The event opened with a poetry reading by Chicago poet, artist and activist Lesle Honore of “Get your hands off our King,” a poem calling out those who have persecuted the Black community and those who still do so. “Get your hands off our King, get your hands off his legacy, our dream,” her voice resounded as people in the Zoom chat applauded emojis and encouraged her to “go off.”

After the poetry reading, Black female filmmakers introduced their work.

“Martin Luther King’s Unsung Heroes,” a documentary by Cathleen Campbell, is an ode to the heroes of the civil rights movement. “The Black Archive Project: Chicago Uprisings 2020,” a short-video series by Resita Cox, draws on first-hand interviews with protesters, organizers and artists during the 2020 protests following the killings of George Floyd and Breonna Taylor by police.

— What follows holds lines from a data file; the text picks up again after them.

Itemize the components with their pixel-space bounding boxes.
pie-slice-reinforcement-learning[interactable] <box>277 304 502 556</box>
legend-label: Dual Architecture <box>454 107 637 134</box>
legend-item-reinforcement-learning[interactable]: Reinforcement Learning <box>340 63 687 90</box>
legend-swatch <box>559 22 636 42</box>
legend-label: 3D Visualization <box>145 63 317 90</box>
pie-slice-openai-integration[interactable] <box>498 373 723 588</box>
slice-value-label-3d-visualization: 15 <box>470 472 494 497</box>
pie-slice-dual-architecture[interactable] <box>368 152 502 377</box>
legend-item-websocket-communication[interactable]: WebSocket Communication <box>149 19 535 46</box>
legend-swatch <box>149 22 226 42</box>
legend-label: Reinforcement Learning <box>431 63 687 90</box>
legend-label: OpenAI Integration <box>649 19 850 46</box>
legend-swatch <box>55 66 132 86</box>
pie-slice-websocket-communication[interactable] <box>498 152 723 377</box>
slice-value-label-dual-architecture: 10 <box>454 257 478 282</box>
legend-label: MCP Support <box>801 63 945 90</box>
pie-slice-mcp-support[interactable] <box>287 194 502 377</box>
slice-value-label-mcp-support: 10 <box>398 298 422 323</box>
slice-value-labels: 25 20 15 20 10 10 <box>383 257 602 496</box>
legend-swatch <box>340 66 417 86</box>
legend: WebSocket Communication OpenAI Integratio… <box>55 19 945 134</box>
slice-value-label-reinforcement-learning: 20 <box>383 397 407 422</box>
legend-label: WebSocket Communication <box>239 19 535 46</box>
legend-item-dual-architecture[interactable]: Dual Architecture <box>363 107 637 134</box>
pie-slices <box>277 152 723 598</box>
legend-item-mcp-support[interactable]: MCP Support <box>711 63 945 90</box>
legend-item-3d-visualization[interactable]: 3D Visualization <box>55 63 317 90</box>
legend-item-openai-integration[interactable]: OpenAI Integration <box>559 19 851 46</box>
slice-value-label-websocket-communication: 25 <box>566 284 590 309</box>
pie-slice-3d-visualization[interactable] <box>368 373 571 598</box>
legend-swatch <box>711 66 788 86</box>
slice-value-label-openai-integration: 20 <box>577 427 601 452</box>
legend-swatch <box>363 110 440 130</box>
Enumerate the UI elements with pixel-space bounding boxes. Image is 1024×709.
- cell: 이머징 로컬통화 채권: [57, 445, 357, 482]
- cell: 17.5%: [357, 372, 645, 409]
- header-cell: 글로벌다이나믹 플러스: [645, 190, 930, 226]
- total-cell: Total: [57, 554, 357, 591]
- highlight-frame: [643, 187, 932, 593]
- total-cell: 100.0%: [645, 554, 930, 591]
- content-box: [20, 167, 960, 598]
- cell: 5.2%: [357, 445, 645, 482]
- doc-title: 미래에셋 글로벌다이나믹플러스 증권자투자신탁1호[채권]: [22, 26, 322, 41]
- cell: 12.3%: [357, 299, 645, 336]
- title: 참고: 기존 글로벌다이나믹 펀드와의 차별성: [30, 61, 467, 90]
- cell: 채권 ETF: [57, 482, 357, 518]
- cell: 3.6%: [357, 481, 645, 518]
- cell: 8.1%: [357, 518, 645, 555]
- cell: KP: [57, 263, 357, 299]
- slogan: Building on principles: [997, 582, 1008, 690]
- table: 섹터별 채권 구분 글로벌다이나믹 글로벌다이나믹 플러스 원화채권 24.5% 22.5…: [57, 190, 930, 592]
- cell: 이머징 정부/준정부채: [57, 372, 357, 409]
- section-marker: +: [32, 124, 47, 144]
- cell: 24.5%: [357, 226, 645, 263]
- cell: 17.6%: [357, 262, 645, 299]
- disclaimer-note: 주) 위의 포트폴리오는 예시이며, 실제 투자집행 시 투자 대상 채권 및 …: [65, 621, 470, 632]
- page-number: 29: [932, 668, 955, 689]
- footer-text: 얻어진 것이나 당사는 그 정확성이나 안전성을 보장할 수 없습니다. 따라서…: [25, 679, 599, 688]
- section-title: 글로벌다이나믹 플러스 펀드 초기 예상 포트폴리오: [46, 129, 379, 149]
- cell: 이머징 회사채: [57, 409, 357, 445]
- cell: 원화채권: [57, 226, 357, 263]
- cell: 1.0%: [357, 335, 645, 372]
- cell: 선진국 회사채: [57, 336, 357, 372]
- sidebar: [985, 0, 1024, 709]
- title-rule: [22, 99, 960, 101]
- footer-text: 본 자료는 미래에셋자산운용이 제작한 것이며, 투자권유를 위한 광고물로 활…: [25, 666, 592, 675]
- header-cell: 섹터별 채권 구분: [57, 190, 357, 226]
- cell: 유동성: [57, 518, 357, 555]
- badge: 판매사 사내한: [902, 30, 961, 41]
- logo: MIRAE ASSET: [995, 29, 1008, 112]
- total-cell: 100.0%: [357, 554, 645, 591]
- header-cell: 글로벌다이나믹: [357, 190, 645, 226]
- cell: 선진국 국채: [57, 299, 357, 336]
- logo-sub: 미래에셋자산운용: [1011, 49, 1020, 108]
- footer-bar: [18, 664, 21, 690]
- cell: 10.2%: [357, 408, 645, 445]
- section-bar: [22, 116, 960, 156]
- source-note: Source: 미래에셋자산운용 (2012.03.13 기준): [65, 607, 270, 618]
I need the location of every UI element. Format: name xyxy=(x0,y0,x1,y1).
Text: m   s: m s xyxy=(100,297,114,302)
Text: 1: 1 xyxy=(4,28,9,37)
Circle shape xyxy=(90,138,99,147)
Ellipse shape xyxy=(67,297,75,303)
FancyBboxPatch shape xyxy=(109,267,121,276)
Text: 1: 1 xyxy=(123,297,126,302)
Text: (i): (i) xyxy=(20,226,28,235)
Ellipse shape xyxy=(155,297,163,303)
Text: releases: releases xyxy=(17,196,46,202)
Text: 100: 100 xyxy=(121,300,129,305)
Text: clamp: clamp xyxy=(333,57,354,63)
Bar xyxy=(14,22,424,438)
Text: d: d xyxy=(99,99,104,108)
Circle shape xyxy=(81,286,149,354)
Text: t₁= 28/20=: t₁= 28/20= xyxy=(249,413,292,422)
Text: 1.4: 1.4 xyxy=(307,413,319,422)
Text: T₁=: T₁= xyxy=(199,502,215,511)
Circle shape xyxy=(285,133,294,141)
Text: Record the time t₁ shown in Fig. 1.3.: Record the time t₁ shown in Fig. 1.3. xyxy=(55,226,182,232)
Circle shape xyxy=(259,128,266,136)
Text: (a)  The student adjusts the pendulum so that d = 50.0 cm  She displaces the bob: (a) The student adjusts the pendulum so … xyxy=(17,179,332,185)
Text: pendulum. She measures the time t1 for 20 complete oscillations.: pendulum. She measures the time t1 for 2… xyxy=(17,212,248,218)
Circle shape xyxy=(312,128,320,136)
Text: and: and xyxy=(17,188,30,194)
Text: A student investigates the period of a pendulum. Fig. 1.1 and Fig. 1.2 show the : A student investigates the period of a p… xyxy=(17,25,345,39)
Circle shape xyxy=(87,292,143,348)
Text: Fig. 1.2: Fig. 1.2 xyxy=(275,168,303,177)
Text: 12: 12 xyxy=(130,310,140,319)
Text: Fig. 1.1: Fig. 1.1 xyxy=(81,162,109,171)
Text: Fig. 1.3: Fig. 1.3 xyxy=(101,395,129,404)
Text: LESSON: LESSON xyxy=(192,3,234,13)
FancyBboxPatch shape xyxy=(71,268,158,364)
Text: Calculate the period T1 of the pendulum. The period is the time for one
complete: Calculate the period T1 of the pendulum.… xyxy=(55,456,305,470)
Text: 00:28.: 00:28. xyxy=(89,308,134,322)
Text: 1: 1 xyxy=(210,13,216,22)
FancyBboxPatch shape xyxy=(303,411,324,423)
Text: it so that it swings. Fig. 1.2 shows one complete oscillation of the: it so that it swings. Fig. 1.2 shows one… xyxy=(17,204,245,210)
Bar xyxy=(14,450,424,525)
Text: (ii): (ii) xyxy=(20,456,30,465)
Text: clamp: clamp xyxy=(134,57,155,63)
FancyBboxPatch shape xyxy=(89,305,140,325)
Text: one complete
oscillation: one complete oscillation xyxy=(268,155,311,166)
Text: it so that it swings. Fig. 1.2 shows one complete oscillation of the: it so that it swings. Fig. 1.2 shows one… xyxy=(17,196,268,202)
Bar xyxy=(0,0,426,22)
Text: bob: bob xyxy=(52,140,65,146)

“Chicago was one of the first places MLK organized in the Midwest,” said Cox, a documentary filmmaker and Northwestern University alum. “He talks and reflects about it a lot. And it just seemed like a match made in heaven, especially considering this project is about censoring the organizers and making sure these voices specifically are erased from historical record.”

“The Black Archive Project,” filmed in Chicago, preserves the events of 2020 to make sure that critics don’t erase first-hand accounts and events from the historical record. The film series is supposed to give an all-encompassing look from six unique perspectives in an effort to continue building a Black archive of 2020.

“Unapologetic” a full feature-length documentary by Chicago-based filmmaker Ashley O’Shay, is told through the perspective of Janae Bonsu and Bella Bahhs, two abolitionist leaders and current activists who support #defundthepolice and . The film takes a deep look into the Black Lives Matter movement as well as Bonsu’s and Bahhs’ personal motivations and contributions towards the movement.

The documentary hits close to home as the featured protests, activism and issues take place in Chicago. The film covers the police killing of Rekia Boyd, and Mayor Lori Lightfoot makes several appearances in the discussion of Chicago’s ongoing debate of Chicago Public Schools and the Chicago Police Department.

The celebration ended in a panel discussion on the films and next steps on what to expect.

“He (Martin Luther King Jr.) left a lot of tools, a lot of guidance, for what we have ahead of us,” Bahhs said during the panel discussion. Bahhs recently led a walkout with students at CPS.

“The Black Archive Project” full series will be exhibited at the Sisters of Cinema Media Art Center in the South Shore neighborhood of Chicago this spring. Unapologetic will be on PBS POV until Feb. 26.